In the intensive care phase, the principles of treatment should not differ significantly from the one recommended for the management of ARDS. However, great attention should be paid to the setting of PEEP, as the prerequisites for PEEP effectiveness (i.e. lung oedema or atelectasis) are present only in the intermediate phases of COVID-19 disease, and are less prevalent in the very early or very late phases. Ideally, a careful monitoring of the hemodynamic and the respiratory system mechanics could guide the most appropriate ventilator treatment in a given patient.

Extracorporeal support

Extracorporeal membrane oxygenation (ECMO) has been used in around 3% of patients with severe COVID-19. Although often life-saving, ECMO represents a form of support that buys time to allow healing and recovery – sometimes after several weeks – or to determine the potential reversibility of the lung injury. The current survival in patients that receive ECMOis 51% [99]. However, several factors play an important role, including pre-existing comorbidities, type of ECMO support (veno-venous versus veno-arterial or hybrid) [100, 101] and, importantly, the case volume [101, 102] and experience of the ECMO centre. Ultimately, the determination of irreversibility and consideration of withdrawal of organ support or consideration of lung transplant, despite some initial encouraging results [101, 103], is extremely difficult particularly during pandemic times, and requires longer term data.

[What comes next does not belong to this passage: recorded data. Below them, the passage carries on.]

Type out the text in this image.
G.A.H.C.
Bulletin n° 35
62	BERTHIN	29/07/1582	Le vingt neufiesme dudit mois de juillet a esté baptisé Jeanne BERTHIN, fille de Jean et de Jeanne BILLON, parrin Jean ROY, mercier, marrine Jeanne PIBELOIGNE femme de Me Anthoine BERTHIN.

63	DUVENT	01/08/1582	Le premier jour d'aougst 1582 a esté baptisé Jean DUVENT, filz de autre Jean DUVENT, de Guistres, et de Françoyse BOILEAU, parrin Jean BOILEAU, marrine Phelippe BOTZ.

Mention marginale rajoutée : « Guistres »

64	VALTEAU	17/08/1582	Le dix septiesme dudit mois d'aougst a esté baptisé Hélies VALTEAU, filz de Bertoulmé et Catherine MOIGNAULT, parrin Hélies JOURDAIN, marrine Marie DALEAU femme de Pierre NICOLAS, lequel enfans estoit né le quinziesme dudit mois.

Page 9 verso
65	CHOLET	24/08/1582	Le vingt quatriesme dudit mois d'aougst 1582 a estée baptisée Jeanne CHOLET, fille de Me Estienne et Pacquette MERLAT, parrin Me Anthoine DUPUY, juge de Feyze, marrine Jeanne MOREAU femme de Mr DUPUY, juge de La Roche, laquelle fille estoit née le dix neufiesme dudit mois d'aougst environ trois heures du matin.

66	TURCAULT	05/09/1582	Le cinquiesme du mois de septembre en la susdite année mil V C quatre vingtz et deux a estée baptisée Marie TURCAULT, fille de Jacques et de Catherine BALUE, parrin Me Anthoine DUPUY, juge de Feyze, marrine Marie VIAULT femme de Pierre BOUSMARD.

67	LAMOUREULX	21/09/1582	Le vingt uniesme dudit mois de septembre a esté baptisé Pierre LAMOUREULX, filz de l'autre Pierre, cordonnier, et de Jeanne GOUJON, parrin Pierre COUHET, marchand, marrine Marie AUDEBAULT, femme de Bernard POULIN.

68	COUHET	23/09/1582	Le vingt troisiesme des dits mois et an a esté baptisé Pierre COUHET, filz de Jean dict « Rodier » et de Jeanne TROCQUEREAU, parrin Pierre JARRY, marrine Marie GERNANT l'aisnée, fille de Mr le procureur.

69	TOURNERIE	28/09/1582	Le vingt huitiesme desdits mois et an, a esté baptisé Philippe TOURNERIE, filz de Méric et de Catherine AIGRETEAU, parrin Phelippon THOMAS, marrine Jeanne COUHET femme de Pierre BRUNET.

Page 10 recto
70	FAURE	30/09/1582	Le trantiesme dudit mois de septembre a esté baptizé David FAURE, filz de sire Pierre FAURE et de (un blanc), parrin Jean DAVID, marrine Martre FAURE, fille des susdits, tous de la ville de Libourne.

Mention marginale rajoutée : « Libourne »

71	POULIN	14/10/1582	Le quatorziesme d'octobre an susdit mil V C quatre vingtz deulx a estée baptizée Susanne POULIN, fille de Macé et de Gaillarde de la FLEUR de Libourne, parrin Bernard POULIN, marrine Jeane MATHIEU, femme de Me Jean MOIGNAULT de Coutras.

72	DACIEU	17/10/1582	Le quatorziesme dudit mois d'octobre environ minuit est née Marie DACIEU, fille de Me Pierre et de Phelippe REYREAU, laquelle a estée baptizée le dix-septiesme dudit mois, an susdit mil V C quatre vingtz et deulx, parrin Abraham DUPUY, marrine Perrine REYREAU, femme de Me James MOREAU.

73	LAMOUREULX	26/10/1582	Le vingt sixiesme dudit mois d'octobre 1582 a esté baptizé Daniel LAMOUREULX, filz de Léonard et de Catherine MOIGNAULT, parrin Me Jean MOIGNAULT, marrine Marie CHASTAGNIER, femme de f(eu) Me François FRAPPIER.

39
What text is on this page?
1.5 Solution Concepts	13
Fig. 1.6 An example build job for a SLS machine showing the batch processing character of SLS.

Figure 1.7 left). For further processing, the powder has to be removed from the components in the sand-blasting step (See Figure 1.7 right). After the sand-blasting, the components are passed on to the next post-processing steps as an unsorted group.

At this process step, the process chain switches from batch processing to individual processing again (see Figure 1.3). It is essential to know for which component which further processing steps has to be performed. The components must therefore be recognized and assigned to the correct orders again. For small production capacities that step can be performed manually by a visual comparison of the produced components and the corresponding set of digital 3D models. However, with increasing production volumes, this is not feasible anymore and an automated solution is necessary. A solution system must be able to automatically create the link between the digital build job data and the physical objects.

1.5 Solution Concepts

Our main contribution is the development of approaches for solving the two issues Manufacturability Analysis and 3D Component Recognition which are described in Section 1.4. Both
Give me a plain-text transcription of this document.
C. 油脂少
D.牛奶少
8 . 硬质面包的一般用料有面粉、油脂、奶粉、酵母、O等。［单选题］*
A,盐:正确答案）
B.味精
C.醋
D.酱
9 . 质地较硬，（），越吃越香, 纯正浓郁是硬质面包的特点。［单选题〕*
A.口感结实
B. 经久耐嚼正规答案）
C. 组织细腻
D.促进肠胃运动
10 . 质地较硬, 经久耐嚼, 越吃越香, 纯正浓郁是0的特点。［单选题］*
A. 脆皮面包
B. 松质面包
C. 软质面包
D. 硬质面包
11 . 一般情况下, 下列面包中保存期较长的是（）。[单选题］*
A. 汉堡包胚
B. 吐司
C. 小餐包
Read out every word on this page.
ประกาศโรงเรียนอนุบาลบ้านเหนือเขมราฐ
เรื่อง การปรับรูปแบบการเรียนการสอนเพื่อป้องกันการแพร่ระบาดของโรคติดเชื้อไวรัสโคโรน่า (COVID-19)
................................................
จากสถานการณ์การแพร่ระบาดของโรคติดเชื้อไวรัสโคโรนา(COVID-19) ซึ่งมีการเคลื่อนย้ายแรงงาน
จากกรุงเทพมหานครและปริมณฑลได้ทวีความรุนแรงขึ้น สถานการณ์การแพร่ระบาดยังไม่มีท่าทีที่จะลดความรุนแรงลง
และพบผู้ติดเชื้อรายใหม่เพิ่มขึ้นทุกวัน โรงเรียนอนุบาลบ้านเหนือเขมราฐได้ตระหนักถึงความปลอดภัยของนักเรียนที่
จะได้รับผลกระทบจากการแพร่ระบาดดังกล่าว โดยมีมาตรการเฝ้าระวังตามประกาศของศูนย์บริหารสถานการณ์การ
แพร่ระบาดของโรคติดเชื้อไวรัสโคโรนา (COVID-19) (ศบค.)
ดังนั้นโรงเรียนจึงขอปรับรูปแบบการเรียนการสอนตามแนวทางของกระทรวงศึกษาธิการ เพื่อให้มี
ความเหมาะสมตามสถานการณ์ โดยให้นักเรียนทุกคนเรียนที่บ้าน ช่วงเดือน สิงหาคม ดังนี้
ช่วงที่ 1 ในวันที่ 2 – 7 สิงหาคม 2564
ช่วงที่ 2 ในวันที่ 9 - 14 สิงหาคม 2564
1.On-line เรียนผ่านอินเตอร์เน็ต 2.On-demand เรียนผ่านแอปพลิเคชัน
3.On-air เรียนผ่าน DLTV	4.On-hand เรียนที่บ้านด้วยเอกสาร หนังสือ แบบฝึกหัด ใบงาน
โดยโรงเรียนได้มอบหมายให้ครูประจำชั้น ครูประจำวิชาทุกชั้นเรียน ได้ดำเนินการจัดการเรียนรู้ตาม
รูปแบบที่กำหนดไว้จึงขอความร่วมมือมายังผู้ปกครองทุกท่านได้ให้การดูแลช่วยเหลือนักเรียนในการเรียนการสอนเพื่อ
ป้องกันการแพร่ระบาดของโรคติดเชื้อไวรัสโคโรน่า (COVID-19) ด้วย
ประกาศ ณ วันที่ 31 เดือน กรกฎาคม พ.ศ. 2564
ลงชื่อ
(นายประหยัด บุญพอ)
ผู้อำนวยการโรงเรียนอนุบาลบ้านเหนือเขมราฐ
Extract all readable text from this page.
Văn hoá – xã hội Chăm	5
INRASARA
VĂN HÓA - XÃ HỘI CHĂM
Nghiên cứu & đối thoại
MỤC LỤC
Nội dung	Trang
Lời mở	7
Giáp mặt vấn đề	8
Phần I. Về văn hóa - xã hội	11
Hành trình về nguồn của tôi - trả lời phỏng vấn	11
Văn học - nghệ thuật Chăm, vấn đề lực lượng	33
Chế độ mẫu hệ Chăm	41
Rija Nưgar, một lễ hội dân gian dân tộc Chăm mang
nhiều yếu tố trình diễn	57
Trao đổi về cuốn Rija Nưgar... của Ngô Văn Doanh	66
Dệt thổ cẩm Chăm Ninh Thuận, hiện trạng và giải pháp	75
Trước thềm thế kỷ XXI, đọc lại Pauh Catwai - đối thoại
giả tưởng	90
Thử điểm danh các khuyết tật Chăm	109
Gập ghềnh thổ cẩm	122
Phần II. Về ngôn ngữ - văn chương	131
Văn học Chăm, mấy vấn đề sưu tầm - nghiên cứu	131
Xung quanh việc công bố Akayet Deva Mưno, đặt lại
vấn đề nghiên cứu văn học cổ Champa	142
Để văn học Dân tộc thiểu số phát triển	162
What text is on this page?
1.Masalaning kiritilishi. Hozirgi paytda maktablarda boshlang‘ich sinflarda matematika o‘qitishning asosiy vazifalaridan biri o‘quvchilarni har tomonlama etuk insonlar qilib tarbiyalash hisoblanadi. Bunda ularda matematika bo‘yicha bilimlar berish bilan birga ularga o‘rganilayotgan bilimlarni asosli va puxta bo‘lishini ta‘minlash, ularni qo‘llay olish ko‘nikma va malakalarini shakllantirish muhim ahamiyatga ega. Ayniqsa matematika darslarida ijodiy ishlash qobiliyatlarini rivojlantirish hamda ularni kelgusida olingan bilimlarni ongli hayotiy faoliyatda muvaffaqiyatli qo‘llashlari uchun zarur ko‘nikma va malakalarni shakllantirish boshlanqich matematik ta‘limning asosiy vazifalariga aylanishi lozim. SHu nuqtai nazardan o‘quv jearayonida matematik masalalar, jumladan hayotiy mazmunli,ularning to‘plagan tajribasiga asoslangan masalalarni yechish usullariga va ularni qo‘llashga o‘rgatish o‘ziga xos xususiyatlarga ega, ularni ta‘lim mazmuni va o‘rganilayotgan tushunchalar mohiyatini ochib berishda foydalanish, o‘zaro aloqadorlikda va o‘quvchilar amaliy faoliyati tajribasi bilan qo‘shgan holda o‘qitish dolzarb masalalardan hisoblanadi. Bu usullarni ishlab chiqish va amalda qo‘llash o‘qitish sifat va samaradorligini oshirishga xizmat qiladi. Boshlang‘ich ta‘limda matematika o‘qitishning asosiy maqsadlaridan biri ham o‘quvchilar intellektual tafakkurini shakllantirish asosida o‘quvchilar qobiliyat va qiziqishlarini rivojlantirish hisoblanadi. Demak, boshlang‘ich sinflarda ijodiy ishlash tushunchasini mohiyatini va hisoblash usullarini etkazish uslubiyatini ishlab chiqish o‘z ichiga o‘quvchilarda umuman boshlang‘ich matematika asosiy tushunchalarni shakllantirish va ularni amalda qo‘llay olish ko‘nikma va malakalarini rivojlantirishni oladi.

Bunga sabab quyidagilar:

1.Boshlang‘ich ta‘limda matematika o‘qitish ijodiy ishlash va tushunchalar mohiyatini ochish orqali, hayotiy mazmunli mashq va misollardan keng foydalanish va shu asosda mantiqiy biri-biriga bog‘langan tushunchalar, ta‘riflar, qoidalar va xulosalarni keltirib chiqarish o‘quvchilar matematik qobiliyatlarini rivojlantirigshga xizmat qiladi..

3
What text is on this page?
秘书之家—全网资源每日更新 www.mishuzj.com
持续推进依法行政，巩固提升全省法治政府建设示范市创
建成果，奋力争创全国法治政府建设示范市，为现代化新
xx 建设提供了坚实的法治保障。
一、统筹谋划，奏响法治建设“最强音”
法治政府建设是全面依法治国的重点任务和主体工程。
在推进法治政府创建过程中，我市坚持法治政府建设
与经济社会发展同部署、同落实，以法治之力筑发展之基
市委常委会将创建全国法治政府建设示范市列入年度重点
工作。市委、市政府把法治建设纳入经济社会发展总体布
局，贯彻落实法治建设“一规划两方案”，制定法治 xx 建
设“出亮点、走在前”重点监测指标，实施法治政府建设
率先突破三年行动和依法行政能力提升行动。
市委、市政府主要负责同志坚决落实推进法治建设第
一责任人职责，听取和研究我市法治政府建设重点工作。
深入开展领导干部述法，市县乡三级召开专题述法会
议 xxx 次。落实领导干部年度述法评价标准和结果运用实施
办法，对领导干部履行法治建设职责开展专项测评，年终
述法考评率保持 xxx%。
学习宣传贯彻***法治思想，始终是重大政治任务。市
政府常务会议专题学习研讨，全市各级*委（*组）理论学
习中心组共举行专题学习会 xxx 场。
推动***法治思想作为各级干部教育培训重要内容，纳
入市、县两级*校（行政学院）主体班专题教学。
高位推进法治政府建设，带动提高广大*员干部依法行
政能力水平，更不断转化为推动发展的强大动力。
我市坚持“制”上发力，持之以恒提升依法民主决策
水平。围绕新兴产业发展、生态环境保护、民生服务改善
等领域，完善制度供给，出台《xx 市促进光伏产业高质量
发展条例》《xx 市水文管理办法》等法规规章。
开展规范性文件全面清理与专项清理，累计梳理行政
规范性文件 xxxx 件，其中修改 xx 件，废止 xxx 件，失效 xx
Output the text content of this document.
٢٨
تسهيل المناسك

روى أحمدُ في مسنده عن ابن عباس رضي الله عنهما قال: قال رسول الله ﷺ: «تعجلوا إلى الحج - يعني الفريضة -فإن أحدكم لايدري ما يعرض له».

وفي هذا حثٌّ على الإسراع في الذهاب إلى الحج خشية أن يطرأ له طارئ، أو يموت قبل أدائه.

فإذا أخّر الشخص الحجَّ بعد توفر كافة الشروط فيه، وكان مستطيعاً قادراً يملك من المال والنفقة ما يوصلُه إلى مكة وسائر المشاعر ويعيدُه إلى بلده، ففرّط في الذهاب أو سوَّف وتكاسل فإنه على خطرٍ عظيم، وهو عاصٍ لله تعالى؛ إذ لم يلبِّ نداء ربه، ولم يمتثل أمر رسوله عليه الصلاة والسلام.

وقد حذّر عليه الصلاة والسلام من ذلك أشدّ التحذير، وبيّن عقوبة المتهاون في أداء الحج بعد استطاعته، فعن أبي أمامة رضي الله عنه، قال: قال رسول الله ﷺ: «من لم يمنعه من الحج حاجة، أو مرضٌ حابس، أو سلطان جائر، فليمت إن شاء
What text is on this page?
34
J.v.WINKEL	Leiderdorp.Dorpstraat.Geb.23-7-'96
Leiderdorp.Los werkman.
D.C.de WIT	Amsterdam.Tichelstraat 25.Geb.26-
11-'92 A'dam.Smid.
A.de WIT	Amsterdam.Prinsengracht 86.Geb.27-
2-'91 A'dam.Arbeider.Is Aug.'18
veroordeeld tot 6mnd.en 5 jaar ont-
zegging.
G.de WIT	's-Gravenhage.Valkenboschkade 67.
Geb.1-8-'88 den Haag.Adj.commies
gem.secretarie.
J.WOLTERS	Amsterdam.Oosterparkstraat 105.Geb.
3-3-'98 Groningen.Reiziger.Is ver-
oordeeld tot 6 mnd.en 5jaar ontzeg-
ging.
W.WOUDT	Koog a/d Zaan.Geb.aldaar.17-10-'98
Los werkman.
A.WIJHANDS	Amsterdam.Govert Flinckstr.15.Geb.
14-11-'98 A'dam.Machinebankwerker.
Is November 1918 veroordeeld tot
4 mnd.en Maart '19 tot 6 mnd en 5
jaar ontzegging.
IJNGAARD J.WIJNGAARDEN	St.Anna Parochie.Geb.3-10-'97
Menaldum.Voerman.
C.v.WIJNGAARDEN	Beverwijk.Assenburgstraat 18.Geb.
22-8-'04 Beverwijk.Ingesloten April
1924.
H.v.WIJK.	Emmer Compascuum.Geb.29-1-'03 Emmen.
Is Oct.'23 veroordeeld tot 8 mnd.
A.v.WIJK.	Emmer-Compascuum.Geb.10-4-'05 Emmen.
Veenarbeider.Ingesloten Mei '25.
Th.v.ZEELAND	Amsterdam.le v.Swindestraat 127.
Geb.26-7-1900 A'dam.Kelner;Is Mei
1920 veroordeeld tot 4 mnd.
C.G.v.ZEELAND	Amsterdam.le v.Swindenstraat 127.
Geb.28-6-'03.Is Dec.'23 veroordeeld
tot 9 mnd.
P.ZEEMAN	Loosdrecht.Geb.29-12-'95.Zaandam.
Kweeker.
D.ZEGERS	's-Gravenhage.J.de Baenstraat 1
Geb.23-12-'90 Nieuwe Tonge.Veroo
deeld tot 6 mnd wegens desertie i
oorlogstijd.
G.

Conclusions and final remarks

In figure 3 we summarise the time course of the evolution of COVID-19 we have observed, highlighting possible controversies. Let's first state that COVID-19 disease is not at all a “heterogeneous disease” as we do not know of, nor have we experienced, of any other condition in which thousands of the patients were so similar at a given and specific phase of the disease. On the contrary, heterogeneity is generated by the inclusion of patients with the same disease but at different stages of evolution along a largely homogeneous disease trajectory [104]. Having said that, the pathoanatomy of unresolving disease progresses from an inflamed non-oedematous, non-atelectatic lung to one having an increased oedema and atelectasis phase, eventually to shift toward a fibrotic lung structure in the late phase. These pathoanatomical changes are associated with progressive changes of gas volumes and respiratory mechanics. Obviously, if time is not taken in consideration, reports about compliance values of these patients and other characteristics appear conflicting. The PaCO and the response to common manoeuvres for recruitment such as raising PEEP and prone positioning change with time; it is also very likely that the mechanisms underlying the oxygenation impairment change with time: from primary V′A/Q′ maldistribution, to primary true shunt alterations when oedema increases and COVID-19 disease progresses. It is possible that further improvement in respiratory treatment – which are primarily based on avoidance of further complications (e.g. super-infections, sepsis, barotrauma etc.) instead of inventing miracle solutions – would require a better understating of the underlying mechanisms. These in turn, need more frequent and focused attention to respiratory monitoring as a guide to optimal and timely treatment.

FIGURE 3

Summary of COVID-19 pathophysiology time course of patients who fail to improve. Atelectasis/recruitability progressively increase during the disease course until a later phase, characterised by fibrosis development. These anatomical changes are associated with a progressive decrease of respiratory system compliance, same or higher ventilation and a decreased PaCO. Note that oxygenation does not change remarkably during the disease course, although, the mechanisms of hypoxaemia are likely to shift from V′A/Q′ misdistribution to true shunt. ED: emergency department; HDU: high-dependency unit; ICU: intensive care unit; PaCO: arterial carbon dioxide tension; V′A/Q′: ventilation/perfusion ratio.